Still a little jet-lagged, I arranged to drive with chairman and CEO Rick Wagoner in a yellow Corvette. Our route would take us from the Four Seasons resort in Provence, where we were staying, through the French countryside and on to the Paul Ricard race circuit near Marseilles in time for lunch. My job was to navigate while Wagoner drove, but I used the face time to pepper him with questions rather than pay attention to the route book.
Polite and good-humored as usual, Wagoner mostly ignored my directions and followed the car in front of us. Two hours later we found ourselves back at the hotel. I had been navigating from the wrong map, and the car in front of us, driven by Chinese journalists, was just as lost as we were. Lunch would be delayed while we hurriedly made our way to the track, meaning I had effectively kidnapped the chairman of General Motors (GM, Fortune 500) for three hours.
Sure, we had been tailed the whole time by Wagoner's security detail, but it remained behind at a respectful distance and never stopped to ask us where we were going. What I learned from the incident were several things.

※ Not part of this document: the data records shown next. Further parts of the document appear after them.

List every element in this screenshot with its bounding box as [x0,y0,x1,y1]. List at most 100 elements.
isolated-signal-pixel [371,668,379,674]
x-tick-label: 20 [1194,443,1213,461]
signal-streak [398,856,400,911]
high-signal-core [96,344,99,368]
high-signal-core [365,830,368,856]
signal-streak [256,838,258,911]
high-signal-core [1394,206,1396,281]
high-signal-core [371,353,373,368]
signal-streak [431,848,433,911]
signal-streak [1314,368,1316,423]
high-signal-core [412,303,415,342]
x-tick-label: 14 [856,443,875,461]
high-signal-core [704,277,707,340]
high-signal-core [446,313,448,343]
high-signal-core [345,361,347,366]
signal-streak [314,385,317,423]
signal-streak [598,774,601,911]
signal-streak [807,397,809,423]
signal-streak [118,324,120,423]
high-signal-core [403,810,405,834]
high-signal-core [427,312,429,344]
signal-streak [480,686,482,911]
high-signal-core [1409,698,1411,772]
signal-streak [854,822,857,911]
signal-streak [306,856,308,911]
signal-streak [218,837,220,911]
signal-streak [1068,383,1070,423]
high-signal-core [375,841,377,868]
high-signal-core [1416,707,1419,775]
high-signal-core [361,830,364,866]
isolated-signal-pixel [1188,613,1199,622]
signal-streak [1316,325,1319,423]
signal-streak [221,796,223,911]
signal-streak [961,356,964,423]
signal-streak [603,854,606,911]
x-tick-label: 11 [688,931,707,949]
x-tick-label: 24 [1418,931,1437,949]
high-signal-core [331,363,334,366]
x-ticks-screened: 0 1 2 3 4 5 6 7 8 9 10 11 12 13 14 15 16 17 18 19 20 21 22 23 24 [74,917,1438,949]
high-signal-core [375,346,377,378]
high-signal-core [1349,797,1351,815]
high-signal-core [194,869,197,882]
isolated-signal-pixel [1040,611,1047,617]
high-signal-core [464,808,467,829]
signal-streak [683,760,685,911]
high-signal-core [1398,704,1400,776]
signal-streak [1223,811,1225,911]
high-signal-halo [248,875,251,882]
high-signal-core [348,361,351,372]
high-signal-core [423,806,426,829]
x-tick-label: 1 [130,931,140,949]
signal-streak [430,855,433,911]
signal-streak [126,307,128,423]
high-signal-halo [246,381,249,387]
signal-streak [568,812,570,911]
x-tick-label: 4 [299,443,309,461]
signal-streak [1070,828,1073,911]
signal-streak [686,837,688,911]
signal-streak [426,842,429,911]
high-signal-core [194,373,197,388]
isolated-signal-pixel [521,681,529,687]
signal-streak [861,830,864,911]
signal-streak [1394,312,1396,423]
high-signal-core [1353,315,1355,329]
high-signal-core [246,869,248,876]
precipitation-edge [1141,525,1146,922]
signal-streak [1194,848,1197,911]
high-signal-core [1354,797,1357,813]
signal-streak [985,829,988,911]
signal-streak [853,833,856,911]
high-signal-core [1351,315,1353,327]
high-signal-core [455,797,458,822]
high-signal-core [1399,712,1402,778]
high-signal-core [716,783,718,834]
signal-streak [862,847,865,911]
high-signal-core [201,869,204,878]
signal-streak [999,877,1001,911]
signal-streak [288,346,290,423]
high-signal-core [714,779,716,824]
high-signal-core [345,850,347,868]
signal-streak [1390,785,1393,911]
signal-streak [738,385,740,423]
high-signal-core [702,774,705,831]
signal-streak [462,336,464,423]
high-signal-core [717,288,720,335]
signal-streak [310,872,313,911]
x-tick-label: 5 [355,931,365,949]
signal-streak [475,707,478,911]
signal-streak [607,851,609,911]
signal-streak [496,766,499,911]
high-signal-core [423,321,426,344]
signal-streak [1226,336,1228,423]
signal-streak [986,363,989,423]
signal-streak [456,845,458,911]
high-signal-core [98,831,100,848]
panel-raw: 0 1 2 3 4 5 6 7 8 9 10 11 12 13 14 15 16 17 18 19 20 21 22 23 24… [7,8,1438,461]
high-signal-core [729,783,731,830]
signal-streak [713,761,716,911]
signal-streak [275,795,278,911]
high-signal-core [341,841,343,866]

First, never underestimate the ability of a know-it-all journalist to get it wrong. And second, at some point good manners and civility become a liability rather than an asset.
WOW. What a great story to underscore how the culture of a company can be the roadblock to the change it needs to stay alive. For what it's worth, Taylor goes on to describe how the GM culture differs from that of Ford and Chrysler, and how it's culture has prevented it from making the changes necessary to compete globally:
"After three decades of covering the auto industry, I've learned that Ford (F, Fortune 500) executives tend to be scrappers skilled at bare-knuckle office politics, while the top brass at Chrysler traffic in bravado and charisma. Not at GM. Guys like Wagoner set the tone: smart, sincere, diligent - modern-day Eagle Scouts.
But in working for the largest company in the industry for so long, they became comfortable, insular, self-referential, and too wedded to the status quo - traits that persist even now, when GM is on the precipice. They prefer stability over conflict, continuity over disorder, and GM's way over anybody else's. They believe that hard work will overcome adversity, and that tomorrow will be better than today - despite four decades of evidence to the contrary."
If you read one external article this week, make sure it's this one. The company culture references are deep, and there are lessons on succession planning and company politics we all can learn from.
Last thought - what's in your company's DNA that is going to limit your ability to compete in the next year? What about you individually? What is it about your preferences, personality type, motivations, etc., that's going to stop you from achieving what you want or ultimately will put you in harms way?
Hint - find a "driver" (coach, mentor) who will stop you if it's obvious you are lost.